The world looked very different for early humans, and their daily life was vastly different from that of people living in the 21st century. Our five senses, once crucial to our survival, are easy to take for granted. For most modern humans, food is easily accessed, and we spend the bulk of our time indoors, well protected from the elements and various dangers.
Yet our five senses shouldn’t be discounted, as they are how we interact with our surrounding environment, as well as other people and members of the animal kingdom. Our senses connect us to tastes, sounds, and sights that bring us joy, such as our favorite music or sweet treat. They also help keep us safe, allowing us to identify possible dangers and respond appropriately. For example, the smell of sulfur, natural gas, triggers us to take action in order to protect ourselves and those around us.
In this way, the core function of our senses hasn’t changed much over the last few millennia, but particular details have evolved over time. Humanity’s understanding of the five senses starts with the youngest members of modern society: newborn babies. It is generally agreed that the sense of touch is the first to develop, fully noticeable as early as three weeks after birth. Taste and smell quickly follow, working in tandem to help identify sources of food – in the case of babies, formula, or breast milk. Interestingly, hearing and sight, vital to modern life, are the last senses to completely develop.
Our five senses also evolve (and subsequently degrade) as we age. Further, modern life has helped change the course of evolution, at least where our senses are concerned. Let’s take a look at the function of our five senses in the modern world: Sight, sound, touch, taste, and smell.
The Power of Sight
Pardon the pun, but sight can look very different among differing species. The eyes of primates, for example, don’t function in the same way as the eyes of other mammals. For starters, primates have larger eyes than most mammals with comparable body sizes. Eye orientation is distinctive among primates, as well. The forward-facing eyes of humans and other primates also produce a broad field of binocular vision, possibly due to the fact that primates typically process a much larger amount of visual data than less evolved non-primates.
Despite the seemingly advanced eyes seen in primates, however, these organs are far from perfect. In fact, an estimated 90% of the global population has imperfect vision, and about 60% require corrective lenses of some sort in order to access their full visionary potential. An increasingly digital life, where people stare at bright lights and screens for hours at a time, has only served to compound eye problems among global populations. Myopia, also known as nearsightedness, is increasingly common.

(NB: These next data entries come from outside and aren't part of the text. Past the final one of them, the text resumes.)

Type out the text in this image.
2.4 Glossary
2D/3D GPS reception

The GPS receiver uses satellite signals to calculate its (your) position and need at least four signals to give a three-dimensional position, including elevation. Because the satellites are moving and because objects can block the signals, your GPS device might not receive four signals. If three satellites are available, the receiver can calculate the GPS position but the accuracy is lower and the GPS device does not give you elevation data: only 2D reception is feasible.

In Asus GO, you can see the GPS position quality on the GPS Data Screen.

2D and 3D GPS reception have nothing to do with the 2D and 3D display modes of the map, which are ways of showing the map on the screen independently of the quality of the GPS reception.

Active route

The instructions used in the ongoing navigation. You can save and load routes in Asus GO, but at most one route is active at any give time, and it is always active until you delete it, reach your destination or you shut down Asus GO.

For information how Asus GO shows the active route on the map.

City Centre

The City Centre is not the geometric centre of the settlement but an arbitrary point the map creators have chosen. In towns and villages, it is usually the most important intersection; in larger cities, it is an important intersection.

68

Our eyes may also have problems perceiving color, putting us at a further disadvantage, evolutionarily speaking.
The ability to identify colors is integral to our survival, as we can better identify things that may be harmful based on their color. As omnivores, humans have trichromatic vision, or the ability to perceive a variety of colors. Trichromatic vision is unique to humans and Old World primates, including gorillas, chimpanzees, and orangutans. This type of vision sets primates apart, with color serving to affect our perception of the world. The color red, for example, can be stimulating, while the color blue evokes a calming effect and reminds us of water.
How Touch Relates to Compassion
As touch is the first sense to completely develop, it’s both primitive and fascinatingly complex. Although humans typically associate the concept of touch with hands and fingers, it’s important to note that “touch” has a deeper purpose that involves the whole body. Touch is influential when it comes to decision-making, and allows us to both show and experience compassion.
In fact, research indicates that the sense of touch is humanity’s primary language of compassion. In addition, touch is “fundamental to human communication, bonding, and health.” For early humans, fostering human connections helped create a safety net and served to build communities. Without the sense of touch, the idea of society may never have developed.
A Well-Rounded Sensory Experience
Along with touch and sight, our other three senses are responsible for humanity’s continued survival. By identifying unusual or startling sounds, we may be able to avoid dangerous situations. For example, the honk of a car horn warns us of approaching vehicles, enabling us to remain out of harm’s way.
Intrinsically intertwined, smell and taste also serve as an internal warning system of sorts. Due to humanity’s keen sense of smell, unpleasant odorants are often added to natural gas and propane, making it easier to detect a dangerous leak. Sulfur is one of the most common odorants used for this purpose. While the smell of sulfur, which is said to resemble rotten eggs, could indicate an innocuous drain clog, its culprit could be much more sinister.
Even in contemporary times, it’s easy to see the numerous ways in which our senses keep us safe, healthy, and connected. The next time you catch a whiff of eucalyptus on the wind, hear a barking dog or take a bite out of a crisp, juicy apple, take the time to fully appreciate those sensations. Without our five senses, the world would be a darker, quieter, and much lonelier place.